We illustrate our result also by numerical simulations. We used \(N=5\times 10^4\) samples of \(\frac{X_n}{\sqrt{n}}\) for \(n =50,150,600\) in order to estimate their probability distribution and we compared it with the expected convex combination of Gaussian measures. Figures 1 and 2 show the histograms of \(\frac{X_n}{\sqrt{n}}\) at the three different times (n = 50, 150, 600) for the choice \(p_3=\frac{1}{2}\) and for two different choices of the local initial state \(\rho _0\). In Fig. 3 we reported the empirical and the expected cumulative function. The same plots for the choice \(p_3=\frac{1}{6}\) are reported in Fig. 4. Once again we remark that, tuning initial state and absorption rates the Gaussian laws in the mixture do not change, but only their weights.
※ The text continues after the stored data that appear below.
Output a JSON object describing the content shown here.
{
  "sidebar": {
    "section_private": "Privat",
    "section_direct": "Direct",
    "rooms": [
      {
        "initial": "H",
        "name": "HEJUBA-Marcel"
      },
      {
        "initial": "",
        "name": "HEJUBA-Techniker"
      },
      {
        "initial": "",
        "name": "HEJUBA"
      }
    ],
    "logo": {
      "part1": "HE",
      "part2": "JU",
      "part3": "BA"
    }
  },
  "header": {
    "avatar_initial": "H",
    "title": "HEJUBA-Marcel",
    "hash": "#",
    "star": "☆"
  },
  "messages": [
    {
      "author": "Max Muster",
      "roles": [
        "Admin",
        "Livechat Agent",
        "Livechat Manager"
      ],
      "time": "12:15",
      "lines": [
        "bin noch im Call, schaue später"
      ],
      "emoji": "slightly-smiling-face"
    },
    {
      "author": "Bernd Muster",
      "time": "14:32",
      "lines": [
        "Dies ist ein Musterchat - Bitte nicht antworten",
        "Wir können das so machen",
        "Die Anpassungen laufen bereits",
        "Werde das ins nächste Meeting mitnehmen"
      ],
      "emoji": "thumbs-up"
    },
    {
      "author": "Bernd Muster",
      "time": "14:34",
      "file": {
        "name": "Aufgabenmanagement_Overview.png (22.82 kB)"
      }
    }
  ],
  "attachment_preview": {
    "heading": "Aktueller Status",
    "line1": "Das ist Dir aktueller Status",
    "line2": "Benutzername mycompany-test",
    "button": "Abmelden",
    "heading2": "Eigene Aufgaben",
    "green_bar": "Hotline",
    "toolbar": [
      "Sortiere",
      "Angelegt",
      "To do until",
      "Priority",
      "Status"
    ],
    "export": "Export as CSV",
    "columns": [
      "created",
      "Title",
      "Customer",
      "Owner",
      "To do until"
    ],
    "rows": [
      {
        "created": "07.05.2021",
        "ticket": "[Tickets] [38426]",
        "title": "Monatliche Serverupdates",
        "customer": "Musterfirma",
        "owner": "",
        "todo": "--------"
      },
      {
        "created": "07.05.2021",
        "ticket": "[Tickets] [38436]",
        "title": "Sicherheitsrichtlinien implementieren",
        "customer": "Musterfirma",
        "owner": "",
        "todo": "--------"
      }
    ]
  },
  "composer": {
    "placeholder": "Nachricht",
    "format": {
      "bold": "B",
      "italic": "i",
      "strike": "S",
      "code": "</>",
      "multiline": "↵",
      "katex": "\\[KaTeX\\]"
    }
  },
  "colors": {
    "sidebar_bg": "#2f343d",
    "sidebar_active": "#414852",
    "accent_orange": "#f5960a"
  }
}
Finally, numerical simulations can also help us to have a better intuition of the behavior of the processes \((Y_n)_n\) used to introduce the laws of the family \({{\mathbb {P}}}'_\rho \) (recall Lemma 3.1). For the enclosure \(\chi _1\), for instance, the corresponding process \(Y_n=\mathrm {Tr}(\chi _1 \rho _n)\) should help us to select the trajectories absorbed in some sense in \(\chi _1\). In Fig. 5 we trace the trajectories of \((Y_n)_n\) along 800 steps, which show how \(Y_\infty \) is a Bernoulli random variable with parameter \({\mathbb {E}}_\rho [\mathrm {Tr}(A(\chi _1)\rho _0)]\); hence in this case \({{\mathbb {P}}}^1_\rho (\cdot )\) (defined as in relation (4.17)) is equal to \( {{\mathbb {P}}}_\rho ( \cdot |B)\) where \(B=\{Y_\infty =1\}=\{\lim _{n\rightarrow + \infty } \Vert p_{\chi _1} \rho _n p_{\chi _1}-\rho _n \Vert =0 \}\) and it represents the probability obtained conditioning \({{\mathbb {P}}}_\rho \) to the event of “being absorbed in \(\chi _1\)”.

Note that the frequence of trajectories such that \(Y_{800} >0.99\) is equal to 0.3388, and the frequence of trajectories for which \(Y_{800} <0.01\) is 0.6612. This is in agreement with \(a_1(\rho )={\mathbb {E}}_\rho [\mathrm {Tr}(A(\chi _1)\rho _0)]=\frac{1}{3}\).